Today, one man explains how a lopsided financial relationship with his ex-wife landed him thousands of dollars in debt—and how he’s now reclaiming his money life.
Leslie* and I were college sweethearts. We met at Indiana University in 2004—I was working as a costume designer for the school play, and she was one of the actresses.
We had a slow courtship—a friendship that turned into a romantic relationship. She made me laugh, and brought me out of my shell.

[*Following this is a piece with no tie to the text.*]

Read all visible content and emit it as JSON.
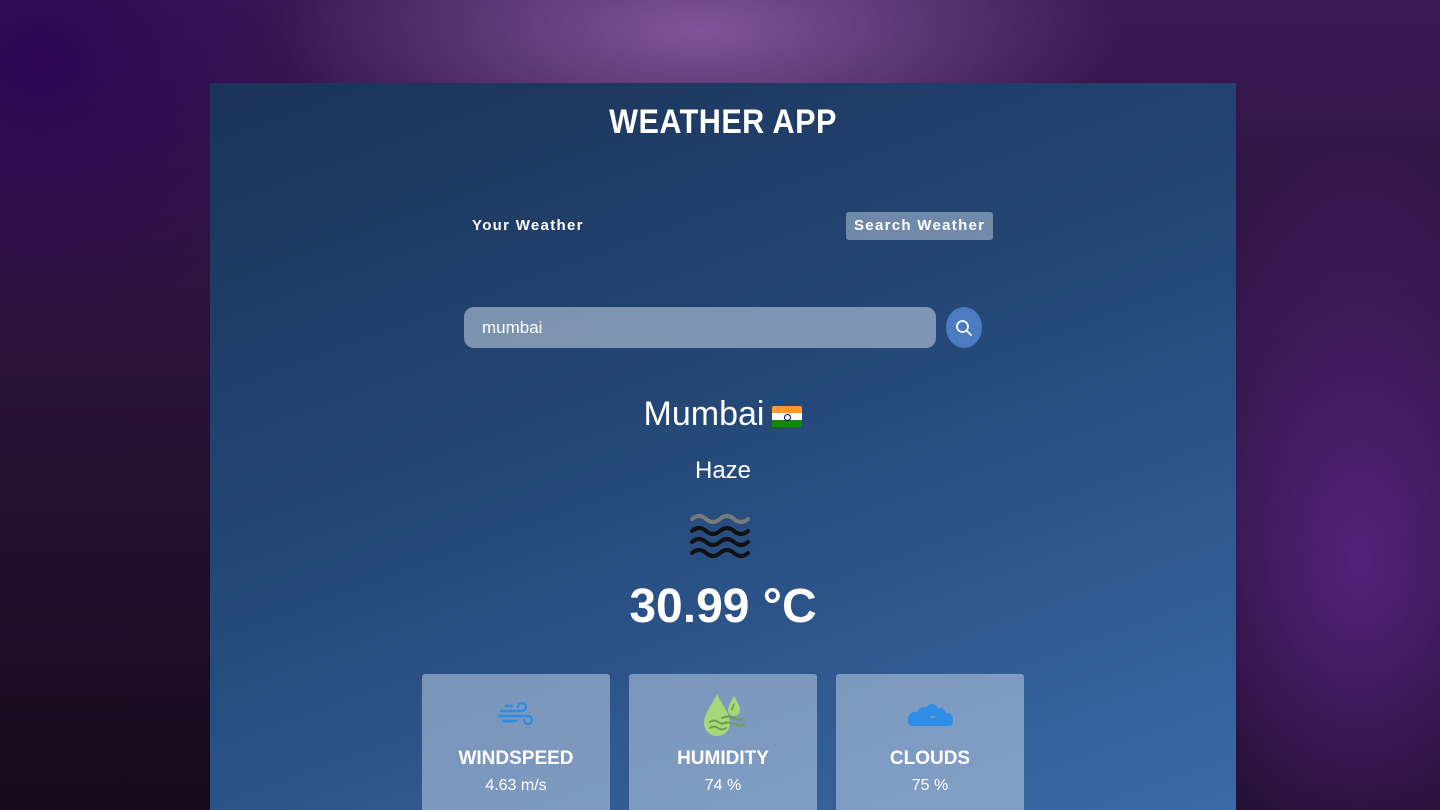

We were a good fit.
In 2005 I graduated and moved to New York City to attend a theater program at Juilliard, and Leslie and I continued dating long-distance while she finished up her senior year. The separation was hard on her, but I was able to fly back to Indiana to see her every couple of months.
During one of my visits, Leslie asked me to go car shopping with her. It was her first time buying a vehicle, and she wanted my input. There was just one problem: When the salesperson at the dealership processed Leslie’s application, he saw that she had a low credit score and told her she’d need a cosigner in order to qualify for the loan.
Leslie was surprised because she didn’t have a lot of debt, but it turned out that there were a couple of nicks on her credit report due to medical expenses. Not wanting to let the sale get away so easily, the salesperson looked at me and asked if I could cosign. I thought, “Why not?”
I didn’t know what my credit score was, but I had a few cards and always paid the minimum balance on time. So I volunteered to add my name to Leslie’s application, and a few minutes later, she was the proud owner of a new car.
Call it a misguided moment of spontaneous chivalry or the blind decision-making of a starry-eyed guy in love, but I had no idea what I was really signing up for—to be on the hook for the payments if she ever stopped making them.
Fortunately, cosigning didn’t end up hurting my credit score because she made the payments on time—but it hurt me in other ways. That day marked the beginning of our lopsided financial relationship. As the years with Leslie went by, I would become the sole burden-bearer of our collective debt.